In reality, an EU version of ‘West Lothian’ has been a dirty, unspoken secret ever since the Maastricht treaty. When it became clear that the UK, Denmark and Sweden would not join the single currency – although the ‘euro group’ was set up to govern the euro area countries – this did not stop MEPs and ministers from those countries being able to vote on issues that would not affect them.  In recent years, other issues such as the rules governing the Schengen agreement (which the UK and Ireland did not sign up to) and justice and home affairs policies (where the UK has string of potential opt-outs) have also come into the equation.

However, the main issue, particularly in the context of the current debt crisis that threatens a number of EU countries and, potentially, financial institutions, is the Eurozone. Both Parliament and the Council spent most of 2012 working on the economic governance ‘six pack’, establishing a series of stiff fines for countries that fall foul of the excessive deficit procedure. Love it or loath it, the economic governance package is arguably the most significant overhaul of the Eurozone since it was established.

Of course, only 17 of the 27 Member States have joined the single currency, but all bar the UK and Sweden are bound by their treaty obligations to join at some stage. Most of the countries which joined the Union in 2004 are making progress towards meeting the convergence criteria with a view to joining the single currency.

Indeed, given that the UK will not join the euro within the next decade, unless there is a dramatic change of public opinion, it is questionable whether they should even be allowed to vote. While both Labour and the Liberal Democrats are, at European level at least, far more integrationist (and, indeed, have committed their parties to supporting euro membership) the Conservative party remains strongly opposed.

The Parliament’s Rules of Procedure, which offers surprisingly therapeutic bed-time reading for euro-obsessives with a masochistic streak, actually has a clause to catch this problem – Rule 2 states that “Members of the European Parliament shall exercise their mandate independently. They shall not be bound by any instructions and shall not receive a binding mandate.”
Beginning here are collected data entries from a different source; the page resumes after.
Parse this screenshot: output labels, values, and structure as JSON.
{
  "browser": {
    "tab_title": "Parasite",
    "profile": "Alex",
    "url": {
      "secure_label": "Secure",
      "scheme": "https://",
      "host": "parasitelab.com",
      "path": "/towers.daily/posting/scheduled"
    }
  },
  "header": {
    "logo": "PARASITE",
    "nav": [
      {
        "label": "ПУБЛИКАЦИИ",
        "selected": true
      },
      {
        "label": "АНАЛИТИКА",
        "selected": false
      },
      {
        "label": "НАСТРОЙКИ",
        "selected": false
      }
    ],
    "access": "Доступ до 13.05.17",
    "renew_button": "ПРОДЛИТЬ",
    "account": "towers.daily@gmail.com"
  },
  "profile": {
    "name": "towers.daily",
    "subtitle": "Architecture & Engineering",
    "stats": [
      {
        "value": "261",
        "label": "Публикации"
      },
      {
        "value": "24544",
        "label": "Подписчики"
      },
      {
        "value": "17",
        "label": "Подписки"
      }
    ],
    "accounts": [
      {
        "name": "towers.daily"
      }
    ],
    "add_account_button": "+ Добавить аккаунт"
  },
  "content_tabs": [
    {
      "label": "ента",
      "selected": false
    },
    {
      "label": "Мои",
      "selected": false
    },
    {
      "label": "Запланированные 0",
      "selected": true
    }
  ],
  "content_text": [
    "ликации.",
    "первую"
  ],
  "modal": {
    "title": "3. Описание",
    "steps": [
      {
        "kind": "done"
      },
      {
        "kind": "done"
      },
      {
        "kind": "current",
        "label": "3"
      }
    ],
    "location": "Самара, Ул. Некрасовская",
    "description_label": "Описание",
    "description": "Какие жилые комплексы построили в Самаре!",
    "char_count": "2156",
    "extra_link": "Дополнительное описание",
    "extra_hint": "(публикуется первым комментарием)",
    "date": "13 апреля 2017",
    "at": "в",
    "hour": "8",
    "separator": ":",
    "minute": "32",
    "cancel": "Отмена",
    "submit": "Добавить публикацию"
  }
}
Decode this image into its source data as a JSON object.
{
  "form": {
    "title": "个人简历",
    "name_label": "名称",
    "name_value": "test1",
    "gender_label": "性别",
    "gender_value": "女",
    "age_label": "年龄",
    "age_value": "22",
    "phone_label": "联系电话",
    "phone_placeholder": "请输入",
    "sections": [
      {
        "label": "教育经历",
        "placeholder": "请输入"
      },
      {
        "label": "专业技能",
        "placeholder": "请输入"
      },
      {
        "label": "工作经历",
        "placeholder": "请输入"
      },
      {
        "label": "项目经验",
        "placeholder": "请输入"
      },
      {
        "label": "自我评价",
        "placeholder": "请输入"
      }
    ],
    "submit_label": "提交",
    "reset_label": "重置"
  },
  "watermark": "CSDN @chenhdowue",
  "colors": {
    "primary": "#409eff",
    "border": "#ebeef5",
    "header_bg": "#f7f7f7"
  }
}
But although this and other sections of the rule book imply that MEPs represent European citizens rather than just their own country, is this good enough? As an over-represented Brit, I don’t think it is. It is profoundly undemocratic for MEPs to have the right to vote on and influence legislation that they will never apply in their Member States, particularly as we know how MEPs bat for their national interests. For example, some MEPs tabled amendments to increase sanctions against debt laden Member States, when the country they represent would not be liable for the same sanctions if they were in the same situation. Fair? Surely not.

It will be interesting to see the developments of the fiscal union treaty for the EU-26. Some MEPs already want to have sub-committees on policy areas where some Member States have opt-outs. What happens if they push to harmonise corporation tax and introduce a financial transactions tax? Will British MEPs be allowed to vote even if their ministers are locked out of the negotiations? Now that the fiscal union treaty defines a clear line between the EU-26 and Britain, it’s time that the EU’s barrack-room lawyers gather together to resolve our unspoken ‘West Lothian’.